Integration of Multimodal Large Models and Embodied AI

We explore the deep fusion mechanisms of multimodal information (e.g., language, vision, spatial) to enhance agents' understanding and decision-making capabilities. Research directions include MLLM-based instruction parsing for vision-language navigation, cross-modal map representation learning, and natural language-driven fine-grained perception.

Leveraging the knowledge transfer capabilities of multimodal large models, we strive to reduce system training costs and enhance zero-shot generalization capabilities.
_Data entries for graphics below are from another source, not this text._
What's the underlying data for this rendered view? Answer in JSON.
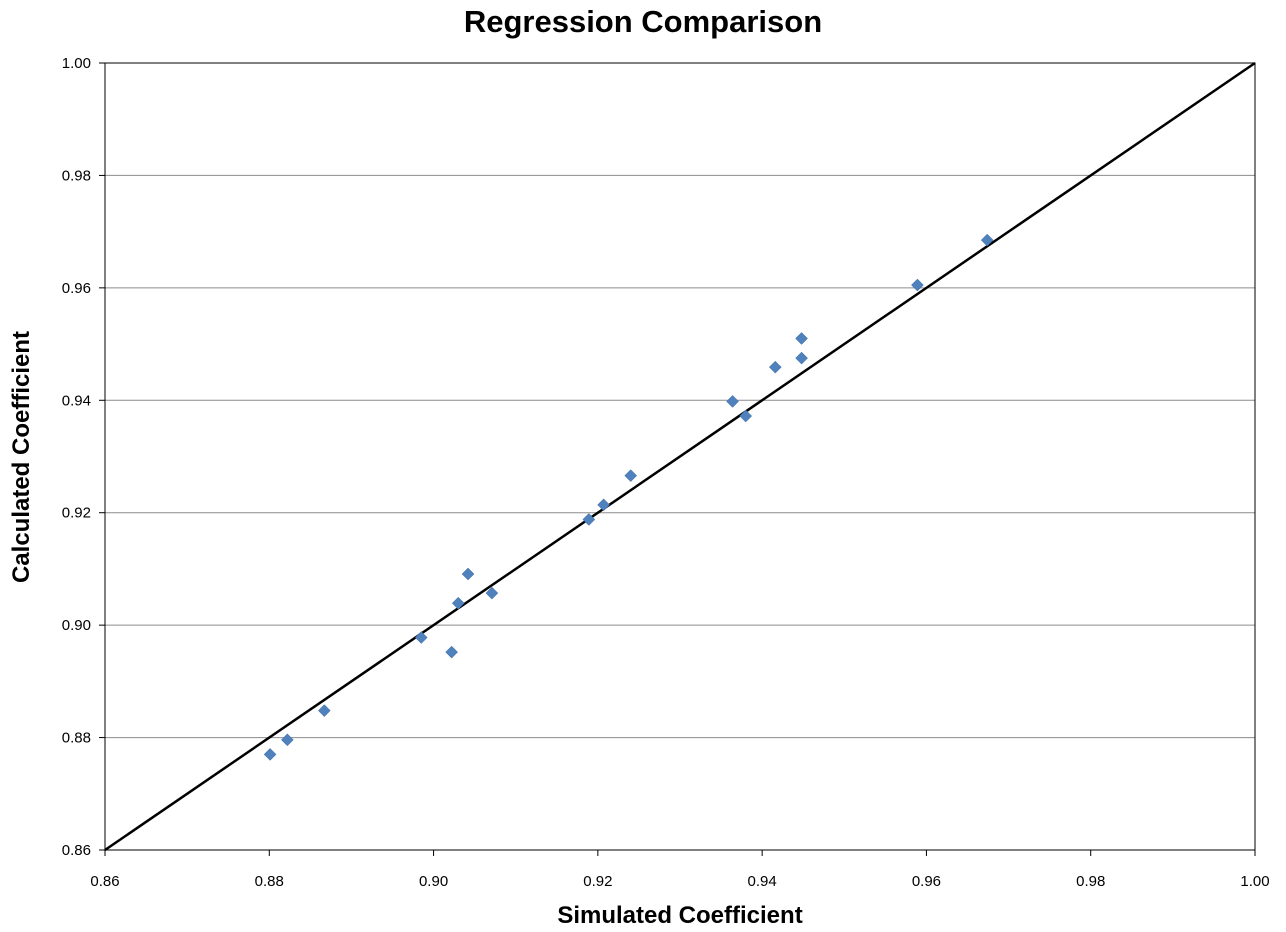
{
  "chart_data": {
    "type": "scatter",
    "title": "Regression Comparison",
    "xlabel": "Simulated Coefficient",
    "ylabel": "Calculated Coefficient",
    "xlim": [
      0.86,
      1.0
    ],
    "ylim": [
      0.86,
      1.0
    ],
    "xticks": [
      "0.86",
      "0.88",
      "0.90",
      "0.92",
      "0.94",
      "0.96",
      "0.98",
      "1.00"
    ],
    "yticks": [
      "0.86",
      "0.88",
      "0.90",
      "0.92",
      "0.94",
      "0.96",
      "0.98",
      "1.00"
    ],
    "grid": "horizontal",
    "legend": "none",
    "marker": "diamond",
    "colors": {
      "points": "#4F81BD",
      "reference_line": "#000000",
      "grid": "#8C8C8C"
    },
    "reference_line": {
      "from": [
        0.86,
        0.86
      ],
      "to": [
        1.0,
        1.0
      ]
    },
    "series": [
      {
        "points": [
          [
            0.8801,
            0.877
          ],
          [
            0.8822,
            0.8796
          ],
          [
            0.8867,
            0.8848
          ],
          [
            0.8985,
            0.8978
          ],
          [
            0.9022,
            0.8952
          ],
          [
            0.903,
            0.9039
          ],
          [
            0.9042,
            0.9091
          ],
          [
            0.9071,
            0.9057
          ],
          [
            0.9189,
            0.9188
          ],
          [
            0.9207,
            0.9214
          ],
          [
            0.924,
            0.9266
          ],
          [
            0.9364,
            0.9398
          ],
          [
            0.938,
            0.9372
          ],
          [
            0.9416,
            0.9459
          ],
          [
            0.9448,
            0.9475
          ],
          [
            0.9448,
            0.951
          ],
          [
            0.9589,
            0.9605
          ],
          [
            0.9674,
            0.9685
          ]
        ]
      }
    ]
  }
}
World Model Pre-training and Safe Planning

We focus on agents' capabilities for environmental modeling and prediction, researching pre-training methods for general world models (e.g., the PreLAR framework) to enable accurate modeling of environmental dynamics and physical rules. Combined with reinforcement learning, we implement safe and feasible trajectory planning that ensures navigation efficiency while satisfying multiple constraints such as obstacle avoidance, speed limits, and comfort.

This research provides key technical support for safety-critical scenarios like autonomous driving and robotic navigation in complex environments.